El abuelo Avelino supo de la desgracia por uno de sus siete hijos, todos emigrantes. «Ninguno se quedó porque aquí no hay nada», dice. Corroboran sus palabras, las calles casi vacías, sin adoquinar, salpicadas de alguna que otra tienda de abastos y una lavandera que, como antaño, ofrece sus servicios en plena calle, rodeada de cubos y un par de pastillas de jabón. Unos metros más allá está la escuela Eloy Alfaro, donde Diego estudió.

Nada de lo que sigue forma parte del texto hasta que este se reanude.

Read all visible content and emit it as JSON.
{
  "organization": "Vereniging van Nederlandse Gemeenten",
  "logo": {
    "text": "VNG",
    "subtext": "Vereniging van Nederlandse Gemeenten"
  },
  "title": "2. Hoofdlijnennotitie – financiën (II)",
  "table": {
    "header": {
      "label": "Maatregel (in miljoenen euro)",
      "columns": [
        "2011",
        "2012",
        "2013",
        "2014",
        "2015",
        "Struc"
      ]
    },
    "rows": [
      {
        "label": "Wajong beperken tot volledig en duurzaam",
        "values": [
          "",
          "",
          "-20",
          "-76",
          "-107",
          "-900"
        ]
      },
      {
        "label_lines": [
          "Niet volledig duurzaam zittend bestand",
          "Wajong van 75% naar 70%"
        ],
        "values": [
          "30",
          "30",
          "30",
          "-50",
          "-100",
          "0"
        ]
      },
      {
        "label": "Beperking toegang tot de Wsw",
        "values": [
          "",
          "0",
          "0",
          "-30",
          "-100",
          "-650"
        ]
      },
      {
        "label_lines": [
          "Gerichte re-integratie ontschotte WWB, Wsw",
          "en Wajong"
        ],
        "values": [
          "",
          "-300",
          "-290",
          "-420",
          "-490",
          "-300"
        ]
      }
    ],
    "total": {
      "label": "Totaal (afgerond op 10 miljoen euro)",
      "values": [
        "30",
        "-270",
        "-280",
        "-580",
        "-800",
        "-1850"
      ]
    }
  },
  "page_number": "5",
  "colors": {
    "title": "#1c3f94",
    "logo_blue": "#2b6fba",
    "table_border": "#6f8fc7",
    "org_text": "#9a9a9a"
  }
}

Son las 12.00 horas, el termómetro marca 30 grados y los niños, todos uniformados de azul, se encaminan hacia sus casas. Cada vez son menos en una región golpeada por la emigración y que malvive gracias al banano. Ecuador es el principal productor mundial de esta fruta y casi toda sale de Machala. Da de comer al 80% de la población de la zona. Aún así, la cesta básica de alimentos cuesta 350 euros mientras que el sueldo mínimo no llega a los 120 euros. No es extraño que sólo 300 de las 660 viviendas de Urzesa estén habitadas. «La gente se fue», dice lacónicamente un vecino.

EN BUSCA DE NOTICIAS

Los días que han mediado entre la explosión y el rescate del cadáver de Diego Armando han sido muy duros para Avelino, a quien las novedades han llegado con cuentagotas. Sigue las noticias a través de los periódicos que compra en el centro de Machala, a donde se desplaza en un destartalado autobús que tarda unos 20 minutos en llevarlo al centro.

En Urzesa es difícil conseguir los diarios. «Intento moverme bastante porque si no me desespero», dice a la vez que recuerda cómo se las ingeniaba para darle de comer a Diego -«nunca fue mimado porque sabía que nuestra comidita era pobre»- o le acompañaba a la escuela donde siempre figuró entre los mejores de la clase. «Era tímido y responsable», apostilla Avelino.

Frente a la vivienda del abuelo hay una pequeña tienda de víveres que regenta Geovanny Cuenca, de 30 años. Visita diariamente a don Avelino, 58 años, enfermo de la próstata para animarle. «Está sólo y lo está pasando muy mal», dice. El abuelo, que no ve al nieto desde que éste abandonó Ecuador, sólo piensa en conseguir un visado para estar junto a Diego. Cuando CRONICA lo visita aún no había rastro de su cadáver. «Quiero ir a España a ver por última vez a mi nieto», repite.